The computational approach had a bit of a head start thanks to old-fashioned genetic techniques: About two and a half years ago, linkage analysis and disease association studies had implicated a two-megabase interval on chromosome 2 as the region likely to be harboring the gene that causes Leigh Syndrome French Canadian type, or LSFC, an autosomal recessive disorder that is associated with high infant mortality in the Saguenay-Lac St. Jean region of Quebec.
The project had been stalled however, until the researchers devised a computational approach based on the hypothesis that the disease was linked to mitochondrial function. “The idea was to try to relate any genes in that interval to mitochondria properties using whatever functional genomics data sets were available,” said Mootha.
They first downloaded all of the genome annotations for the 2 Mb region, including RefSeq genes, Ensembl predicted genes, spliced ESTs, mouse/human homology, and Genscan predicted genes. This set was collapsed into distinct, non-overlapping genes, and they ended up with a final set of 30 genes: 15 with some experimental support and 15 that were computationally predicted.

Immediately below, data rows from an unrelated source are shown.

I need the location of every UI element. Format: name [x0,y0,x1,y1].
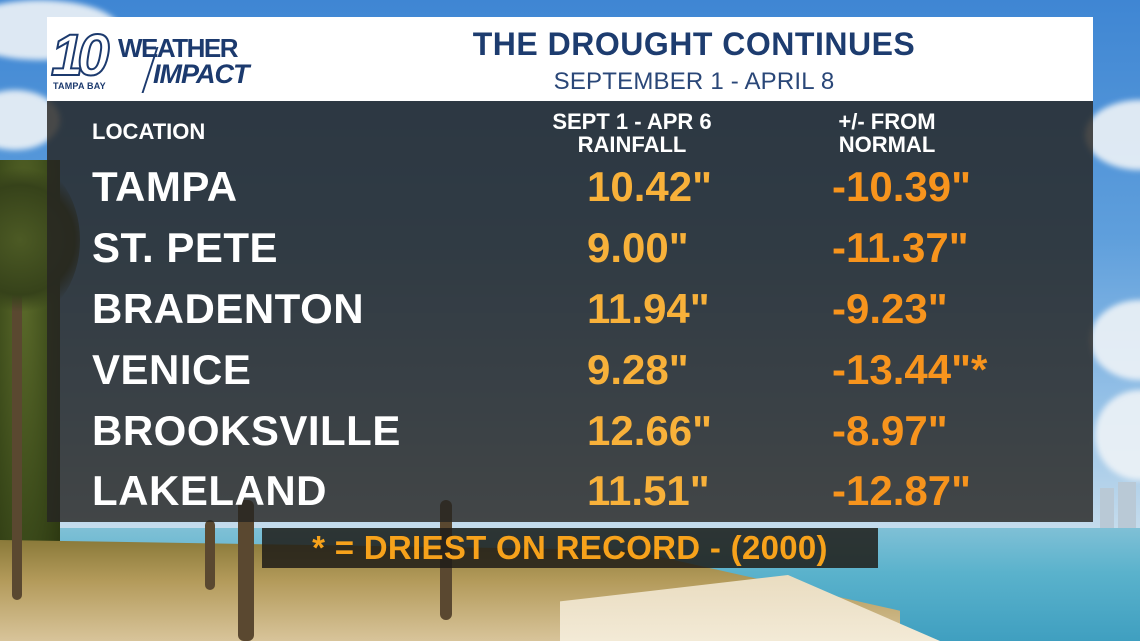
rainfall-table: LOCATION SEPT 1 - APR 6 RAINFALL +/- FRO… [47,101,1093,522]
departure-cell: -11.37" [832,224,969,271]
departure-cell: -9.23" [832,285,948,332]
location-cell: BROOKSVILLE [92,407,401,454]
table-row: BRADENTON 11.94" -9.23" [47,283,1093,343]
table-row: LAKELAND 11.51" -12.87" [47,465,1093,525]
logo-weather-text: WEATHER [118,33,239,63]
location-cell: BRADENTON [92,285,365,332]
logo-number: 10 [50,23,110,88]
location-cell: LAKELAND [92,467,327,514]
palm-trunk [238,500,254,641]
rainfall-cell: 11.51" [587,467,710,514]
skyline-building [1118,482,1136,528]
location-cell: TAMPA [92,163,238,210]
skyline-building [1100,488,1114,528]
column-header-rainfall-line2: RAINFALL [577,132,687,157]
column-header-rainfall: SEPT 1 - APR 6 RAINFALL [507,110,757,156]
rainfall-cell: 12.66" [587,407,713,454]
palm-trunk [12,260,22,600]
column-header-rainfall-line1: SEPT 1 - APR 6 [552,109,712,134]
page-title: THE DROUGHT CONTINUES [472,26,916,62]
rainfall-cell: 9.28" [587,346,689,393]
location-cell: VENICE [92,346,252,393]
column-header-departure-line2: NORMAL [838,132,936,157]
rainfall-cell: 11.94" [587,285,710,332]
column-header-departure-line1: +/- FROM [838,109,936,134]
page-subtitle: SEPTEMBER 1 - APRIL 8 [553,68,835,95]
footnote-banner: * = DRIEST ON RECORD - (2000) [262,528,878,568]
table-row: ST. PETE 9.00" -11.37" [47,222,1093,282]
table-row: TAMPA 10.42" -10.39" [47,161,1093,221]
header-banner: 10 TAMPA BAY WEATHER IMPACT THE DROUGHT … [47,17,1093,101]
palm-trunk [205,520,215,590]
departure-cell: -10.39" [832,163,972,210]
table-row: BROOKSVILLE 12.66" -8.97" [47,405,1093,465]
logo-station-name: TAMPA BAY [53,81,106,91]
station-logo: 10 TAMPA BAY WEATHER IMPACT [50,23,281,97]
departure-cell: -13.44"* [832,346,988,393]
column-header-departure: +/- FROM NORMAL [787,110,987,156]
rainfall-cell: 9.00" [587,224,689,271]
departure-cell: -8.97" [832,407,948,454]
table-row: VENICE 9.28" -13.44"* [47,344,1093,404]
location-cell: ST. PETE [92,224,279,271]
rainfall-cell: 10.42" [587,163,713,210]
logo-impact-text: IMPACT [153,59,249,89]
column-header-location: LOCATION [92,119,206,144]
departure-cell: -12.87" [832,467,972,514]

The researchers then moved onto mRNA data, and downloaded four large publicly available expression data sets: samples from a Whitehead Institute cancer classification project; the Riken Expression Array Database; and the Genomics Institute of the Novartis Research Foundation’s expression atlases for human and for mouse. Based on a set of around 300 known genes that encode proteins localized to mitochondria, the researchers developed a statistical software tool to identify the gene expression signature for mitochondria among a total set of around 1.4 million expression measures. Once they had that gene expression signature in hand, it was a snap to go back to the 30 genes to see if any of them had an expression profile resembling mitochondria. “As it turns out, one of them had a striking similarity to the known expression profiles for mitochondria,” said Mootha.

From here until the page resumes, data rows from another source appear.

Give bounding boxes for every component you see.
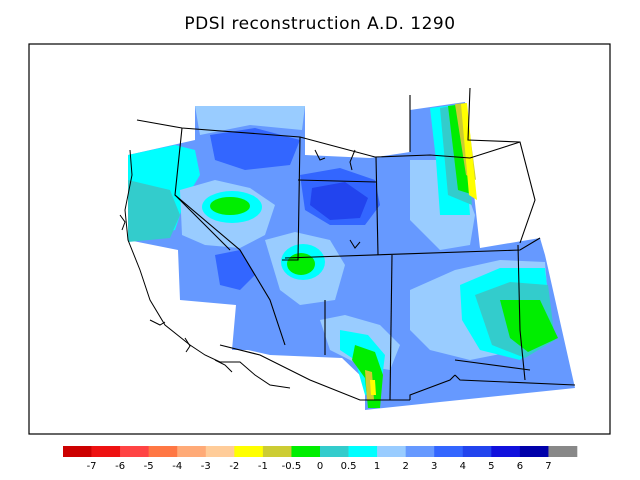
state-boundaries bbox=[136, 87, 576, 401]
field-mt-light bbox=[195, 106, 305, 135]
field-nd-yellow bbox=[461, 103, 477, 200]
field-west-teal bbox=[128, 180, 180, 242]
legend-swatch bbox=[177, 446, 207, 457]
legend-swatch bbox=[462, 446, 492, 457]
legend-swatch bbox=[348, 446, 378, 457]
legend-tick-label: 0.5 bbox=[341, 461, 357, 472]
legend-tick-label: 3 bbox=[431, 461, 437, 472]
legend-tick-label: -3 bbox=[201, 461, 211, 472]
field-wy-core bbox=[310, 182, 368, 220]
legend-tick-label: -6 bbox=[115, 461, 125, 472]
legend-swatch bbox=[377, 446, 406, 457]
legend-swatch bbox=[519, 446, 549, 457]
legend-swatch bbox=[405, 446, 435, 457]
legend-tick-label: 6 bbox=[517, 461, 523, 472]
legend-swatch bbox=[120, 446, 149, 457]
legend-swatch bbox=[434, 446, 464, 457]
legend-swatch bbox=[320, 446, 349, 457]
legend-swatch bbox=[63, 446, 92, 457]
legend-swatch bbox=[262, 446, 292, 457]
legend-tick-label: -4 bbox=[172, 461, 182, 472]
legend-tick-label: 5 bbox=[488, 461, 494, 472]
legend-tick-label: -1 bbox=[258, 461, 268, 472]
map-title: PDSI reconstruction A.D. 1290 bbox=[184, 14, 456, 34]
legend-swatch bbox=[548, 446, 578, 457]
field-id-blue bbox=[210, 128, 300, 170]
field-snv-blue bbox=[215, 250, 255, 290]
coastline bbox=[119, 149, 361, 389]
field-ks-green bbox=[500, 300, 558, 352]
legend-tick-label: -5 bbox=[144, 461, 154, 472]
legend-swatch bbox=[291, 446, 321, 457]
field-az-yellow bbox=[370, 380, 376, 395]
legend-tick-label: 1 bbox=[374, 461, 380, 472]
legend-swatch bbox=[205, 446, 235, 457]
legend-tick-label: -0.5 bbox=[282, 461, 302, 472]
legend-tick-label: 0 bbox=[317, 461, 323, 472]
legend-swatch bbox=[91, 446, 121, 457]
legend-swatch bbox=[234, 446, 264, 457]
legend-tick-label: 2 bbox=[402, 461, 408, 472]
legend-tick-label: 7 bbox=[545, 461, 551, 472]
legend-tick-label: -7 bbox=[87, 461, 97, 472]
legend-swatch bbox=[491, 446, 521, 457]
legend-tick-label: -2 bbox=[229, 461, 239, 472]
field-nv-green bbox=[210, 197, 250, 215]
legend-swatch bbox=[148, 446, 178, 457]
legend-tick-label: 4 bbox=[460, 461, 466, 472]
field-ut-green bbox=[287, 253, 315, 275]
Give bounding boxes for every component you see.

The third data set the researchers used was from an ongoing proteomics project that the Whitehead is conducting with MDS Proteomics to characterize the peptides in mitochondria. “We took all the peptides from the tandem mass spectra project, and we plastered those onto this two-megabase interval,” said Mootha. They found about a dozen peptides that were extremely high-scoring and were piled up in the region corresponding to the exact same gene identified by the expression analysis. This method also allowed the researchers to annotate the gene: While the cDNAs deposited in GenBank corresponded to a 35-exon gene structure, they had found some peptides that landed upstream of that 35-exon structure, and discovered that the proper gene structure actually consists of 38 exons. “In other words, we were able to annotate the genome with the proteomics data to elucidate its proper gene structure. To our knowledge, that has not been done before,” said Mootha.

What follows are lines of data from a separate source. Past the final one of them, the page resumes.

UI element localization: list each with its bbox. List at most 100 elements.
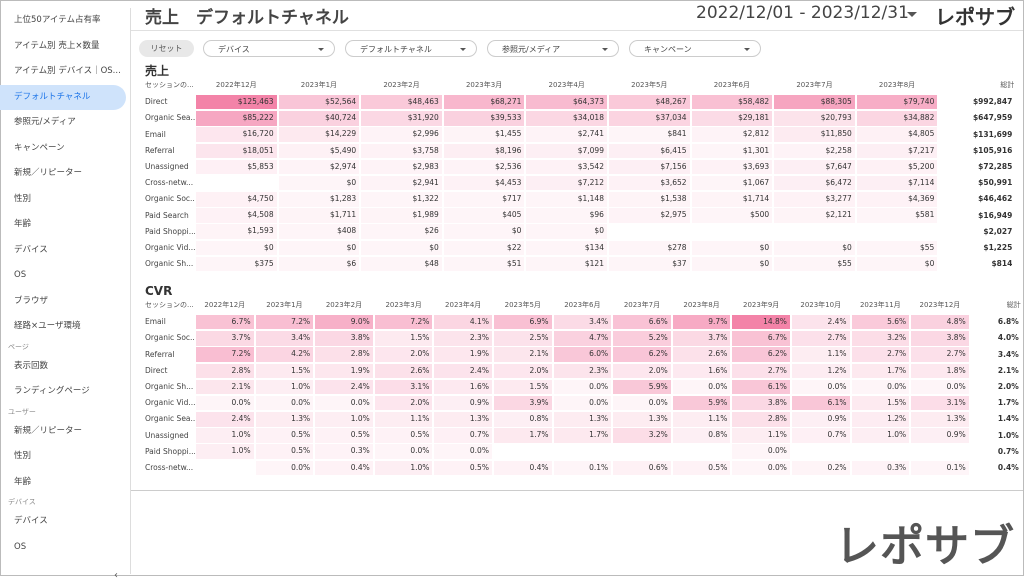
table-title: 売上: [145, 64, 170, 78]
sidebar-item[interactable]: 年齢: [14, 476, 32, 487]
data-cell: 5.6%: [851, 314, 910, 330]
sidebar: 上位50アイテム占有率 アイテム別 売上×数量アイテム別 デバイス｜OS... デフ…: [0, 8, 131, 581]
sidebar-item[interactable]: 経路×ユーザ環境: [14, 321, 81, 331]
data-cell: $121: [526, 256, 607, 272]
data-cell: [196, 176, 277, 191]
reset-button[interactable]: リセット: [139, 40, 194, 57]
data-cell: 0.0%: [196, 395, 254, 411]
data-cell: 1.6%: [672, 363, 731, 379]
sidebar-item[interactable]: OS: [14, 270, 27, 280]
filter-dropdown[interactable]: キャンペーン: [629, 40, 761, 57]
data-cell: 1.3%: [553, 412, 612, 427]
column-header: 2023年2月: [325, 301, 363, 309]
sidebar-item[interactable]: デフォルトチャネル: [0, 84, 126, 110]
table-header-row: セッションの... 2022年12月 2023年1月 2023年2月 2023年3月 20…: [145, 78, 1014, 94]
filter-dropdown[interactable]: 参照元/メディア: [487, 40, 619, 57]
data-cell: $4,508: [196, 208, 277, 223]
table-row: Organic Soc... $4,750 $1,283 $1,322 $717 $1,1…: [145, 191, 1014, 207]
row-label: Email: [145, 129, 166, 139]
data-cell: 2.8%: [732, 412, 790, 427]
data-cell: 2.0%: [493, 363, 552, 379]
data-cell: $2,996: [361, 127, 442, 142]
sidebar-item[interactable]: アイテム別 デバイス｜OS...: [14, 66, 121, 76]
data-cell: $408: [278, 224, 360, 239]
data-cell: 2.7%: [911, 347, 969, 362]
data-cell: $1,711: [278, 208, 360, 223]
sidebar-item[interactable]: 年齢: [14, 219, 32, 229]
data-cell: [939, 144, 961, 159]
total-cell: 3.4%: [997, 349, 1019, 359]
data-cell: [939, 224, 961, 239]
sidebar-item[interactable]: 新規／リピーター: [14, 168, 83, 178]
main: 売上 デフォルトチャネル 2022/12/01 - 2023/12/31 レポサ…: [131, 0, 1023, 576]
data-cell: 0.0%: [732, 460, 790, 476]
data-cell: 1.0%: [374, 460, 433, 476]
data-cell: 6.7%: [196, 314, 254, 330]
data-cell: $79,740: [856, 94, 938, 110]
data-cell: $7,647: [774, 159, 855, 175]
row-label: Organic Sea...: [145, 414, 195, 424]
table-row: Email 6.7% 7.2% 9.0% 7.2% 4.1% 6.9% 3.4% 6.6% 9.7…: [145, 314, 1021, 330]
sidebar-item[interactable]: OS: [14, 541, 27, 552]
data-cell: $3,758: [361, 143, 442, 159]
data-cell: 4.8%: [911, 314, 969, 330]
data-cell: 2.7%: [791, 331, 850, 346]
sidebar-item[interactable]: ランディングページ: [14, 386, 90, 396]
data-cell: $1,322: [361, 192, 442, 207]
data-cell: $405: [443, 208, 525, 223]
divider: [131, 490, 1023, 491]
data-cell: 2.6%: [672, 347, 731, 362]
sidebar-item[interactable]: デバイス: [14, 516, 48, 526]
data-cell: 2.7%: [851, 347, 910, 362]
row-label: Organic Soc...: [145, 333, 195, 343]
filter-dropdown[interactable]: デフォルトチャネル: [345, 40, 477, 57]
data-cell: $3,652: [608, 175, 690, 191]
date-range[interactable]: 2022/12/01 - 2023/12/31: [696, 3, 909, 23]
sidebar-item[interactable]: 性別: [14, 193, 32, 204]
data-cell: 0.9%: [791, 412, 850, 427]
data-cell: 2.0%: [613, 363, 671, 379]
row-header: セッションの...: [145, 81, 194, 89]
sidebar-item[interactable]: デバイス: [14, 244, 48, 255]
table-row: Unassigned 1.0% 0.5% 0.5% 0.5% 0.7% 1.7% 1.7% 3.…: [145, 428, 1021, 444]
sidebar-item[interactable]: 表示回数: [14, 360, 49, 371]
sidebar-item[interactable]: アイテム別 売上×数量: [14, 40, 100, 51]
sidebar-item[interactable]: 参照元/メディア: [14, 117, 76, 127]
filter-dropdown[interactable]: デバイス: [203, 40, 335, 57]
sidebar-item[interactable]: キャンペーン: [14, 142, 65, 153]
data-cell: 0.4%: [315, 460, 373, 476]
data-cell: 1.9%: [315, 363, 373, 379]
column-header: 2022年12月: [215, 81, 257, 89]
sidebar-item[interactable]: 上位50アイテム占有率: [14, 15, 101, 25]
table: 売上 セッションの... 2022年12月 2023年1月 2023年2月 2023年3月…: [145, 64, 1014, 272]
total-cell: 0.7%: [997, 446, 1019, 456]
total-cell: $46,462: [978, 194, 1013, 204]
data-cell: 4.2%: [255, 347, 314, 362]
data-cell: $5,200: [856, 159, 938, 175]
sidebar-item[interactable]: ブラウザ: [14, 295, 49, 306]
data-cell: $581: [856, 208, 938, 223]
data-cell: $11,850: [774, 127, 855, 142]
data-cell: 1.5%: [374, 331, 433, 346]
total-cell: 1.0%: [997, 430, 1019, 440]
date-caret[interactable]: [907, 12, 917, 17]
data-cell: [939, 241, 961, 256]
data-cell: $4,453: [443, 175, 525, 191]
sidebar-item[interactable]: 性別: [14, 451, 32, 461]
divider: [131, 30, 1023, 31]
data-cell: $0: [691, 256, 773, 272]
data-cell: 6.2%: [732, 347, 790, 362]
data-cell: 1.2%: [851, 412, 910, 427]
table-row: Referral $18,051 $5,490 $3,758 $8,196 $7,099 $…: [145, 143, 1014, 159]
data-cell: 2.6%: [374, 363, 433, 379]
data-cell: 1.0%: [196, 428, 254, 443]
row-label: Organic Soc...: [145, 194, 195, 204]
data-cell: 1.0%: [315, 412, 373, 427]
data-cell: $4,805: [856, 127, 938, 142]
row-label: Organic Vid...: [145, 242, 195, 252]
data-cell: $0: [196, 240, 277, 256]
column-header: 2023年2月: [383, 81, 420, 89]
sidebar-item[interactable]: 新規／リピーター: [14, 425, 83, 436]
data-cell: 1.9%: [434, 347, 492, 362]
table-row: Organic Sh... $375 $6 $48 $51 $121 $37 $0 $55 $0 $…: [145, 256, 1014, 272]
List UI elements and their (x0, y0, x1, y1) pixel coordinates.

Of course, the work was far from over once the candidate gene was identified. But after four months of resequencing the gene and the single exon that harbored the mutation in patients, parents, and controls, the international team was able to experimentally verify that they had found the right gene. Before this approach, Mootha said, this experimental process would have had to be performed on all 30 genes within that region of interest, a process that would have taken ten years.
Mootha said that the Whitehead is currently applying the integrated functional genomics approach to other common diseases, and that most of the software he wrote for this project should transfer easily to other disease areas. In other cases, however, the process may not run as smoothly as it happened to in this particular study, he warned. For example, in more complex diseases, the initial genomic interval of interest may be much bigger than the 2 Mb region that his team started with. In addition, Mootha said, his team happened to have plenty of data to identify a mitochondrial gene expression signature, but depending on the disease area and the clinical hypothesis, that may not always be the case.
The paper serves as proof of concept that such an integrated approach can be effective, Mootha said. The software for the project — “basically a few Perl scripts” — is available “if there are scientists out there interested in the code.”